The onset of hypoxia triggers several physiologic responses. According to Wilkerson in Medicine for Mountaineering, these include increases in red blood cell count, pulmonary artery pressure, respiratory volume, and cardiac output, among others. However, the only one I will address here has to do with the transport of oxygen molecules.
Hypoxia stimulates the kidneys to release the hormone erythropoietin, EPO. This small signaling protein travels through the blood stream to find its protein partner. The encounter results in binding EPO to a receptor site on the partner. The binding event sets off a cascade of biochemical reactions that convert stem cells in the bone marrow into new red blood cells. One branch of the cascade produces hemoglobin, the protein in red blood cells that moves oxygen through the bloodstream from the lungs to muscle tissue.
Before examining hemoglobin, I will first introduce a few points about proteins using the simpler EPO as an example. The first illustration shows EPO in two forms. The left part is a so-called ribbon structure, which is essentially a cartoon depiction. A protein is a polymer made from 20 different natural amino acids, assembled as if they were beads on a string. The EPO protein has 166 amino acids in a specific sequence, forming a single chain 500 atoms long. That may seem like a long string of atoms, but EPO is actually a very short protein. The ribbon structure of EPO has four segments that are twisted into helices. The helix is a dominant substructure in protein chemistry, and the bundle of four parallel segments of helix is a particularly common motif. The ribbon of EPO is folded into a particular shape that shows little order or regularity other than the helices.
Every third atom along the length of the protein bears a small side chain of atoms. Each of the 20 essential amino acids is characterized by its side chain. The right side of the illustration shows EPO with all of its side chain atoms.
We turn now to hemoglobin, one of the most thoroughly studied of all proteins. Literally thousands of research articles on hemoglobin have been published in the literature of chemistry, biology, physics, and everything in between.
In the second illustration, we see that hemoglobin is a much more complex protein than erythropoietin. Unlike EPO, hemoglobin (Hb) is not a single molecule. Instead, Hb has four distinct protein chains grouped together into a single structure. The four subunits are divided into two sets of two. The yellow and green subunits are identical, with 146 amino acids each. The blue and purple subunits are also identical, each with 141 amino acids. The two sets have only minor structural differences. Each Hb subunit includes an appended molecule called heme. Heme is the portion of hemoglobin that carries oxygen molecules from the lungs to muscle tissue. The color codes for the heme atoms are: carbon = black, hydrogen = white, oxygen = red, nitrogen = blue, and iron = orange.
Each subunit has a cleft in its surface that holds the heme. The clefts are in clear view in the yellow and blue subunits. This illustration of Hb shows none of the protein atoms, but if it did, you would see the iron atom of heme tethered in its cleft to a protein side chain. The tether would be in plain site in the yellow subunit, but it would be hidden behind the heme in the blue subunit. In this model, heme is shown in space-filling format.

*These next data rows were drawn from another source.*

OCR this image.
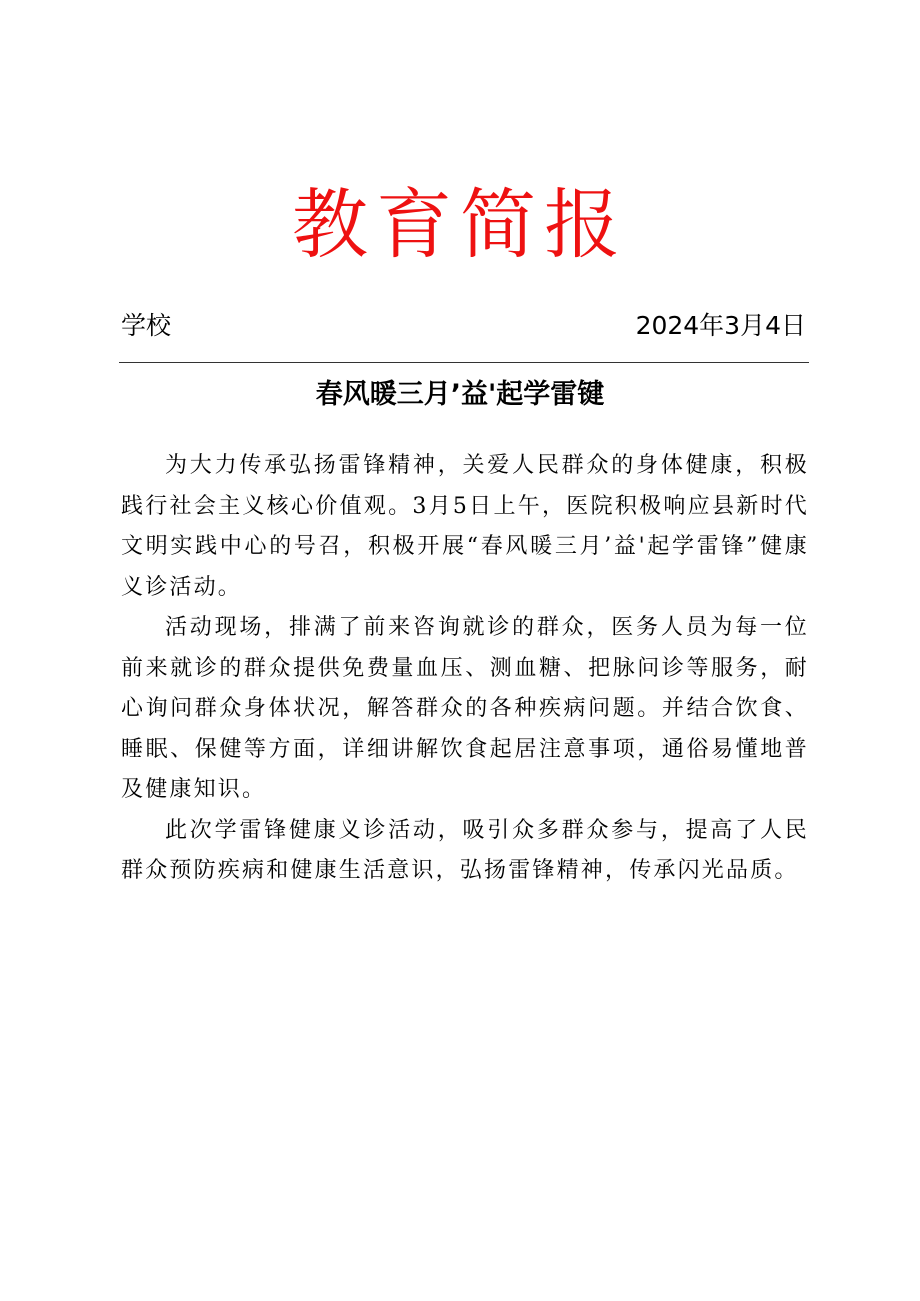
教育简报
学校	2024年3月4日
春风暖三月’益'起学雷键

为大力传承弘扬雷锋精神，关爱人民群众的身体健康，积极践行社会主义核心价值观。3月5日上午，医院积极响应县新时代文明实践中心的号召，积极开展“春风暖三月’益'起学雷锋”健康义诊活动。

活动现场，排满了前来咨询就诊的群众，医务人员为每一位前来就诊的群众提供免费量血压、测血糖、把脉问诊等服务，耐心询问群众身体状况，解答群众的各种疾病问题。并结合饮食、睡眠、保健等方面，详细讲解饮食起居注意事项，通俗易懂地普及健康知识。

此次学雷锋健康义诊活动，吸引众多群众参与，提高了人民群众预防疾病和健康生活意识，弘扬雷锋精神，传承闪光品质。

A ball-and-stick model of heme is shown in the third illustration. Heme has a flat structure, with an iron atom bonded to four nitrogen atoms arranged in a square plane.
It is the iron atom of heme that carries O2. The oxygen molecule binds to iron on the side of heme across from the tether. The oxygen molecule can be seen clearly in the blue subunit. The O2 molecule is shown just a touch larger and brighter red than the oxygen atoms of heme. The O2 molecule in the yellow subunit cannot be seen. It's there, however, blocked from view, on the far side of the heme.
Heme can carry one oxygen molecule at a time, so the Hb protein carries up to four O2 molecules, one in each of its subunits. Countless Hb molecules travel inside red blood cells from the oxygen-rich lungs to the oxygen-poor muscle tissue. Hemoglobin releases its cargo of oxygen molecules into the muscle tissue, where it is stored in yet another protein, this one called myoglobin.
Myoglobin is not shown here, but it resembles very closely the structures of the Hb subunits. Myoglobin contains a heme group, bonded to a side chain in a cleft, again, very similar to a Hb subunit. Similar is not the same however. Myoglobin holds on to oxygen more tightly than Hb, as we might expect. Myoglobin, the storage protein, holds oxygen more tightly than hemoglobin, the transport protein.
One last thing about hemoglobin, something very cool. Why build four proteins into one complex, when four single proteins like myoglobin would serve just as well? Four oxygens is four oxygens, after all. The reason is, the subunits cooperate. Bonding the first O2 to one of the subunits, makes it easier to add the second. The second O2 makes it easier still to add the third, and the same goes for the fourth O2. Each addition of oxygen causes small changes in the orientations of the Hb subunits in a way that opens up the protein to more incoming oxygen. Cooperative bonding is a great facilitator for getting O2 out to the muscle tissue.
The synthesis of hemoglobin for all those new red blood cells is one of the key features of acclimatization.